Two essays, one by Stan Cuthand and the other by Native scholar Emma LaRocque, conclude Orders of the Dreamed. Cuthand, a Cree Anglican minister who served at la Ronge in the 1940s, provides an interesting commentary on Nelson’s text from the vantage point of a Native person who, as he says, “lived in two worlds” (p. 189). At school in Saskatchewan he was a part of the “precise factual world of the Anglican church” but at home lived in the “free and allegorical world of the Cree” (p. 189). Although Cuthand believes that Nelson did not fully appreciate the strong link that exists between Cree mythology and Cree society, he values the text “as a voice out of the past reminding us of our spiritual history” (p. 198).
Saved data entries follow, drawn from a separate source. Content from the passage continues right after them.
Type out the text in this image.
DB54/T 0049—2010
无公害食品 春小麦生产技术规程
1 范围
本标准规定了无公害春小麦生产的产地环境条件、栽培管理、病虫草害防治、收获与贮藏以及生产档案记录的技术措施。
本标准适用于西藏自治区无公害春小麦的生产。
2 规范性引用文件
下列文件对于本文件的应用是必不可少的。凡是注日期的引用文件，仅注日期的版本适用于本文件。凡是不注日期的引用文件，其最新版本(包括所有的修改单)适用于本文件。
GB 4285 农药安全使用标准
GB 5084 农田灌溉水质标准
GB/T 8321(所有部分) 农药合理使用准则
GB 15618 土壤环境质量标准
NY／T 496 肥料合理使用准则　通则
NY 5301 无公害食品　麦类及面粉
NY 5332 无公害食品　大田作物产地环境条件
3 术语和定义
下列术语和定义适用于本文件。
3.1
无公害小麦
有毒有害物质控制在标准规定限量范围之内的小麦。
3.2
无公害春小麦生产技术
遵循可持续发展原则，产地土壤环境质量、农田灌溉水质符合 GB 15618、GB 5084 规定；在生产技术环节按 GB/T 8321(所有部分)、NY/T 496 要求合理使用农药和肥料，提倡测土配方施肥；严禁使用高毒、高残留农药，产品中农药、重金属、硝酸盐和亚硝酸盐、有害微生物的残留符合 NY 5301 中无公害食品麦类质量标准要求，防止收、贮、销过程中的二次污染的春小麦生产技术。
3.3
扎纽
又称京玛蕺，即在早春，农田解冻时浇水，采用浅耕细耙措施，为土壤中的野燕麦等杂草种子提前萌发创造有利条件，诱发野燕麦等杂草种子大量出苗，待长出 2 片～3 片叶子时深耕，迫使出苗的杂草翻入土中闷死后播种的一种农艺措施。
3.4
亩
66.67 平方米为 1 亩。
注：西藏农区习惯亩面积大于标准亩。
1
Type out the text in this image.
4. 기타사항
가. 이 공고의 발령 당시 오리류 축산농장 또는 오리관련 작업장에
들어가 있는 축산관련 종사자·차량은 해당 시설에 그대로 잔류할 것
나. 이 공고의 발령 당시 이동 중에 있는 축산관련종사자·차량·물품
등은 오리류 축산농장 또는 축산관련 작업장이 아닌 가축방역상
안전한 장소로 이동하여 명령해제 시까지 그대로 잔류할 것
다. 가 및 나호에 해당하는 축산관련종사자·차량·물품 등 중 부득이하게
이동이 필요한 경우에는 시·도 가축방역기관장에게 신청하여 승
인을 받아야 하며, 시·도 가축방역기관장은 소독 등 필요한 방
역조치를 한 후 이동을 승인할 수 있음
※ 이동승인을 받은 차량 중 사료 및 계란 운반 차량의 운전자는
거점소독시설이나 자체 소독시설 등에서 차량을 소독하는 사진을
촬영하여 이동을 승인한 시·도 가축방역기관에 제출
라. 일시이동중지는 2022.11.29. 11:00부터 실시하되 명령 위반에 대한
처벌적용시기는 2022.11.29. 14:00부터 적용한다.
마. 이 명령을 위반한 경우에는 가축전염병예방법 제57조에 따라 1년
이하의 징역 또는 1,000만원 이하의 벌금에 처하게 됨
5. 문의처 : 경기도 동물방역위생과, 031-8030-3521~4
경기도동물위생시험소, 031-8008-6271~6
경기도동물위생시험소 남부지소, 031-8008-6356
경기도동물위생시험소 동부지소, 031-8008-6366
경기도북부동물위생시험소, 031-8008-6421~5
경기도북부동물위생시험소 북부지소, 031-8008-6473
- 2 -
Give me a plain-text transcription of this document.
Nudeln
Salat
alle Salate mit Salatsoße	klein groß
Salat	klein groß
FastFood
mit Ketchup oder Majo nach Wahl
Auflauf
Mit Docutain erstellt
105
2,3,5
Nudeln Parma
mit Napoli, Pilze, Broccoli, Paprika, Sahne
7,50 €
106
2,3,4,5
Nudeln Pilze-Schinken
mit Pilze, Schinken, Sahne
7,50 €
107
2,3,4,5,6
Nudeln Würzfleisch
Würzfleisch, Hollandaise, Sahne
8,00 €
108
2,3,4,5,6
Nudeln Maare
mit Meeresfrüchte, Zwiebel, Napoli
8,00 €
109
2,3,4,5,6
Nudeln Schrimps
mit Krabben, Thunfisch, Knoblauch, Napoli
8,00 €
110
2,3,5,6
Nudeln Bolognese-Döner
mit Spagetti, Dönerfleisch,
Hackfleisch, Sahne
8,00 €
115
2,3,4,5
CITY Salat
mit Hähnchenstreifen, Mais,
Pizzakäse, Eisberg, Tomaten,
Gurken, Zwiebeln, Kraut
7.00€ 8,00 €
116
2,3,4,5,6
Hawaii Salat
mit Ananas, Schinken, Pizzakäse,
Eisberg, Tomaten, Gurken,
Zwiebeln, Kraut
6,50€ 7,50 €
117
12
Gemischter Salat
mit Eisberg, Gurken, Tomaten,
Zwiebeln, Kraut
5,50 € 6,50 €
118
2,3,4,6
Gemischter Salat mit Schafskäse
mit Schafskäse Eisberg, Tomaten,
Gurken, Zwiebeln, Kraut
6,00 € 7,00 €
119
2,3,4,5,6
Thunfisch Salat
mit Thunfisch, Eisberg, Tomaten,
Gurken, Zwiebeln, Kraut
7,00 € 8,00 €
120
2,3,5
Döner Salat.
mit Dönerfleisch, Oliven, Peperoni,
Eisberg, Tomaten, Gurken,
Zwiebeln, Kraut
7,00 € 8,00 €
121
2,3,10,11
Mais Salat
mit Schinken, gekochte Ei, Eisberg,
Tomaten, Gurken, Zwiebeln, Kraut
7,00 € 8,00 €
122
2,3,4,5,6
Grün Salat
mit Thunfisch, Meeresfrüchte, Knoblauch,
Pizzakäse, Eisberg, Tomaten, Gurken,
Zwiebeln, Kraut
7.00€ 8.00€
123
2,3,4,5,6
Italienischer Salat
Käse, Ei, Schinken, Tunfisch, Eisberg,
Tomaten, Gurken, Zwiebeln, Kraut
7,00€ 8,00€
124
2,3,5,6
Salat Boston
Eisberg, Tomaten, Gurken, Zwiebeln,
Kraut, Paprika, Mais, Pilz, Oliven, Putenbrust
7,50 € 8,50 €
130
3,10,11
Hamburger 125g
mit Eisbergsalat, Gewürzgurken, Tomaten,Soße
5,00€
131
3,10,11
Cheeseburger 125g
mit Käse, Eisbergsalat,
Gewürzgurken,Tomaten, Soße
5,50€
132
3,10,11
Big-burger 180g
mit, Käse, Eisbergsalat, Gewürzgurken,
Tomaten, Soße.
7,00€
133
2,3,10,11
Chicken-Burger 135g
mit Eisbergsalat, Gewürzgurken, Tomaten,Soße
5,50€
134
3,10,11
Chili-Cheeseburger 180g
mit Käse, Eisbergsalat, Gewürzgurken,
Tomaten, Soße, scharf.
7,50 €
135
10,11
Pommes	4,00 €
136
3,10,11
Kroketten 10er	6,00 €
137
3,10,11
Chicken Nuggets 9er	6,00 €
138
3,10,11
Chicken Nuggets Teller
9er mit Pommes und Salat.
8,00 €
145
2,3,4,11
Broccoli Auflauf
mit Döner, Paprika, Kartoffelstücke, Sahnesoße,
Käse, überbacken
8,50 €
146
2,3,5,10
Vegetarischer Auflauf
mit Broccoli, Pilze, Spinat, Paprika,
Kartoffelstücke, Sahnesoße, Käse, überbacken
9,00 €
Emma LaRocque’s essay, “On the Ethics of Publishing Historical Documents,” raises a number of issues related to the entrenched ethnocentrism that pervades many of the primary sources dealing with Native people. Nelson’s text, she argues, is informed by the “dichotomy of civilization versus savagery” (p. 199), a theme which she has developed in a number of her previous works, and one that she believes consistently biases the interpretive frame-work of ethnographic and historical scholarship. The Nelson journal, LaRocque maintains, is “marvellous” in ethnographic detail but “problematic” in the sense that it does not do full justice to the “rich, intricate, and multi-faceted aspects of Indian world views” (p. 200). While she questions the usefulness of publishing all primary historical documents relating to Native people, it is important to note (contrary to the complaints raised in some quarters that she advocates a form of censorship) that LaRocque agrees that ultimately Nelson’s manuscript makes a “substantial” contribution toward a better understanding of Native life in the nineteenth century. She adds, as well, that many of the myths and legends recounted by Nelson in the 1820s were still a part of life in her community of Cree and Metis in northeastern Alberta in the 1950s and 60s. Thus, accounts such as Nelson’s, when used in conjunction with the oral record, allow not only a viable synthesis of living knowledge with the historical record, but an opportunity to study patterns of adaptation and change over time within Native communities.

Orders of the Dreamed is an important work in Native studies partly because it illustrates, from a nineteenth century perspective at least, the depth of Cree religion and mythology. It also tells us a good deal about the reactions of Euro-Canadian fur traders like Nelson to the spiritual life of Native people and to the complexity of their multi-layered societies. But perhaps the book’s real strength lies in its multi-vocal approach to the content and context of Nelson’s manuscript. The varied perspectives of Native and non-Native scholars toward Nelson and his writings creates an interesting dialogue within the text and is an ex-ample of what anthropologist James Clifford has called “the break-up of ethnographic authority.” Such an approach can only bode well for the future of ethnographic investigation into the religious and mythic worlds of Western Canada’s aboriginal peoples.